MRI scans catch early signs of PSC recurrence after liver transplant
Study finds scans better than standard blood tests
Written by |
Scheduled MRI scans one to three years after a liver transplant may detect signs of returning primary sclerosing cholangitis (PSC) earlier than standard blood-based liver function tests, a single-center study suggested.
Researchers using a specialized MRI technique called magnetic resonance cholangiopancreatography (MRCP) found that nearly half of patients showed early signs of recurrent PSC (rPSC), often before abnormalities appeared in routine tests that measure liver enzyme levels.
“Protocol-driven MRCP surveillance demonstrates that rPSC is frequent and often detectable early after liver transplantation, identifying a potential therapeutic window before clinical manifestations occur,” the researchers wrote. “The high proportion of … biochemically silent recurrence in our [group of patients] underscores the limitations of [liver] enzyme-based surveillance alone and supports the value of protocol-driven MRCP follow-up after LT [liver transplant].”
The study, “Early MRCP surveillance for recurrent primary sclerosing cholangitis after liver transplantation: a prospective imaging study,” was published in Scientific Reports.
PSC is an autoimmune disease marked by inflammation and scarring (fibrosis) of the bile ducts, the tubes that carry the digestive fluid bile from the liver to the intestines. This damage can disrupt bile flow, a condition known as cholestasis, and over time may lead to liver failure, making liver transplant the only treatment option.
Detecting disease return before symptoms appear
“Although [liver transplant] is the only curative option for end-stage PSC, disease recurrence in the graft [transplanted organ] … remains one of the major long-term complications,” the researchers wrote.
Imaging tests such as MRCP that help visualize the bile ducts are often performed only after symptoms appear or when blood tests suggest liver damage. This approach may miss early (subclinical) disease, leading to an underestimation of the true occurrence of rPSC.
“Early identification of subclinical disease may allow closer surveillance and optimization of post-transplant management and could be particularly relevant in the context of emerging antifibrotic and disease-modifying therapies,” the researchers wrote.
To better understand how often PSC returns, which patients are at higher risk, and how the disease progresses over time, the team of researchers in Poland followed 102 adults who underwent liver transplants for PSC at their center from January 2017 to September 2024.
Participants, most of whom were men (63.7%), had a median age of 35.5 at the time of liver transplant, and had been living with PSC for a median of 6.3 years.
Inflammatory bowel disease (IBD), a condition frequently seen in people with PSC, was present in most patients, particularly before transplant. Ulcerative colitis (UC), the most common form of IBD, accounted for the majority of cases.
Nine patients had cytomegalovirus (CMV) infection, a common viral infection that can reactivate with standard immunosuppressive treatments after transplant.
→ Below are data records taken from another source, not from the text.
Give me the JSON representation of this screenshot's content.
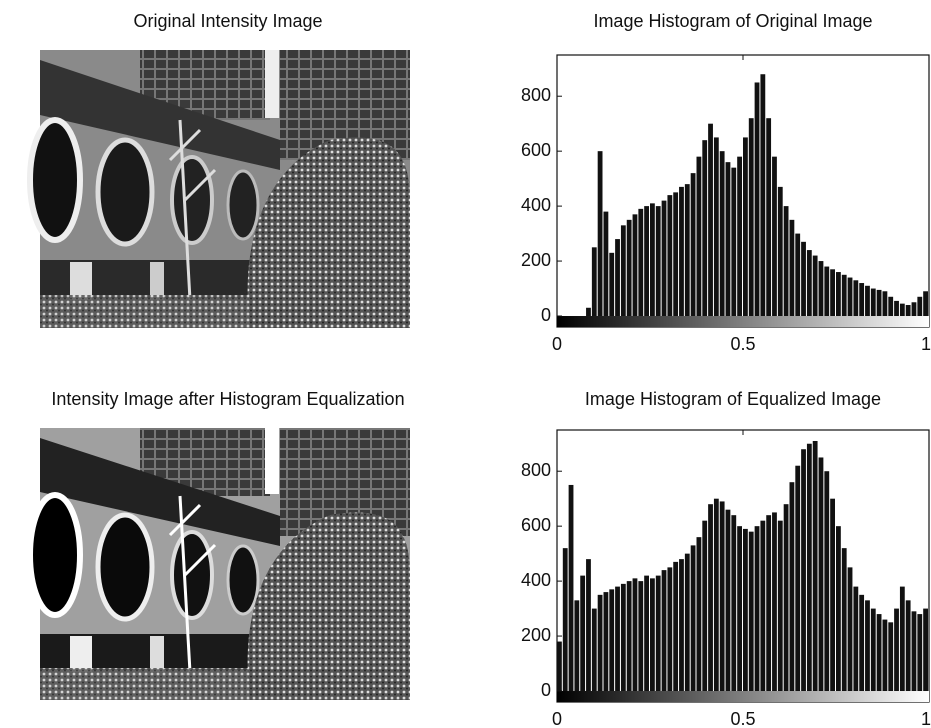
{
  "images": [
    {
      "title": "Original Intensity Image"
    },
    {
      "title": "Intensity Image after Histogram Equalization"
    }
  ],
  "chart_data": [
    {
      "type": "histogram",
      "title": "Image Histogram of Original Image",
      "color": "#111111",
      "bins": [
        0,
        0.015625,
        0.03125,
        0.046875,
        0.0625,
        0.078125,
        0.09375,
        0.109375,
        0.125,
        0.140625,
        0.15625,
        0.171875,
        0.1875,
        0.203125,
        0.21875,
        0.234375,
        0.25,
        0.265625,
        0.28125,
        0.296875,
        0.3125,
        0.328125,
        0.34375,
        0.359375,
        0.375,
        0.390625,
        0.40625,
        0.421875,
        0.4375,
        0.453125,
        0.46875,
        0.484375,
        0.5,
        0.515625,
        0.53125,
        0.546875,
        0.5625,
        0.578125,
        0.59375,
        0.609375,
        0.625,
        0.640625,
        0.65625,
        0.671875,
        0.6875,
        0.703125,
        0.71875,
        0.734375,
        0.75,
        0.765625,
        0.78125,
        0.796875,
        0.8125,
        0.828125,
        0.84375,
        0.859375,
        0.875,
        0.890625,
        0.90625,
        0.921875,
        0.9375,
        0.953125,
        0.96875,
        0.984375,
        1
      ],
      "values": [
        0,
        0,
        0,
        0,
        0,
        30,
        250,
        600,
        380,
        230,
        280,
        330,
        350,
        370,
        390,
        400,
        410,
        400,
        420,
        440,
        450,
        470,
        480,
        520,
        580,
        640,
        700,
        650,
        600,
        560,
        540,
        580,
        650,
        720,
        850,
        880,
        720,
        580,
        470,
        400,
        350,
        300,
        270,
        240,
        220,
        200,
        180,
        170,
        160,
        150,
        140,
        130,
        120,
        110,
        100,
        95,
        90,
        70,
        55,
        45,
        40,
        50,
        70,
        90
      ],
      "xlim": [
        0,
        1
      ],
      "xticks": [
        0,
        0.5,
        1
      ],
      "ylim": [
        -40,
        950
      ],
      "yticks": [
        0,
        200,
        400,
        600,
        800
      ]
    },
    {
      "type": "histogram",
      "title": "Image Histogram of Equalized Image",
      "color": "#111111",
      "bins": [
        0,
        0.015625,
        0.03125,
        0.046875,
        0.0625,
        0.078125,
        0.09375,
        0.109375,
        0.125,
        0.140625,
        0.15625,
        0.171875,
        0.1875,
        0.203125,
        0.21875,
        0.234375,
        0.25,
        0.265625,
        0.28125,
        0.296875,
        0.3125,
        0.328125,
        0.34375,
        0.359375,
        0.375,
        0.390625,
        0.40625,
        0.421875,
        0.4375,
        0.453125,
        0.46875,
        0.484375,
        0.5,
        0.515625,
        0.53125,
        0.546875,
        0.5625,
        0.578125,
        0.59375,
        0.609375,
        0.625,
        0.640625,
        0.65625,
        0.671875,
        0.6875,
        0.703125,
        0.71875,
        0.734375,
        0.75,
        0.765625,
        0.78125,
        0.796875,
        0.8125,
        0.828125,
        0.84375,
        0.859375,
        0.875,
        0.890625,
        0.90625,
        0.921875,
        0.9375,
        0.953125,
        0.96875,
        0.984375,
        1
      ],
      "values": [
        180,
        520,
        750,
        330,
        420,
        480,
        300,
        350,
        360,
        370,
        380,
        390,
        400,
        410,
        400,
        420,
        410,
        420,
        440,
        450,
        470,
        480,
        500,
        530,
        560,
        620,
        680,
        700,
        690,
        660,
        640,
        600,
        590,
        580,
        600,
        620,
        640,
        650,
        620,
        680,
        760,
        820,
        880,
        900,
        910,
        850,
        800,
        700,
        600,
        520,
        450,
        380,
        350,
        330,
        300,
        280,
        260,
        250,
        300,
        380,
        330,
        290,
        280,
        300
      ],
      "xlim": [
        0,
        1
      ],
      "xticks": [
        0,
        0.5,
        1
      ],
      "ylim": [
        -40,
        950
      ],
      "yticks": [
        0,
        200,
        400,
        600,
        800
      ]
    }
  ]
}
Participants underwent MRCP scans one and three years after transplant to monitor for disease recurrence. At the time of the analysis, 79.4% had undergone both scans, while the rest had completed only the first.
Overall, rPSC was detected in 50 patients (49%), with 30.4% of them already showing bile duct abnormalities at the first scan. By the second scan, 58% of those assessed showed signs of recurrence.
Advanced rPSC occurred in 14.7% of participants, including cases needing another transplant or that resulted in death. The median time to advanced rPSC was 59 months, or nearly five years, after transplant.
Recurrence was significantly more frequent among individuals with UC (83.3% vs. 65.4%), those who developed IBD after transplant (16.7% vs. 3.9%), and those with post-transplant IBD flares (50% vs. 28.9%). These results suggest that gastrointestinal inflammation may “trigger early biliary injury” that drives rPSC, the researchers wrote.
Statistical analyses accounting for multiple factors identified male sex and post-transplant CMV detection as independent predictors of advanced rPSC. Additional analyses showed that patients with detectable CMV were significantly more likely to progress to advanced disease more rapidly, regardless of IBD status, while those without CMV generally had lower recurrence rates and milder disease courses.
These findings add “biologic plausibility to the hypothesis that viral infection may contribute to graft injury” that drives faster progression “from radiologic to clinically significant recurrence,” the team wrote.
Imaging often showed signs of recurrence in the absence of biochemical abnormalities. At the first MRCP, 38.7% of participants with radiological features of rPSC had normal liver enzyme levels commonly used to assess cholestasis; this proportion rose to 59.6% by the second scan.
Still, “biochemical cholestasis at the time of the first MRCP was strongly associated with faster progression to advanced rPSC,” suggesting that “integrating biochemical parameters into risk stratification, alongside systematic imaging, may help recognize patients at imminent risk of clinically significant progression,” the team wrote.
Larger studies are needed to confirm the study’s findings, the researchers said. Such data could help tailor post-transplant monitoring and treatment strategies, including closer imaging surveillance, improved IBD control, and optimized CMV infection prevention and management.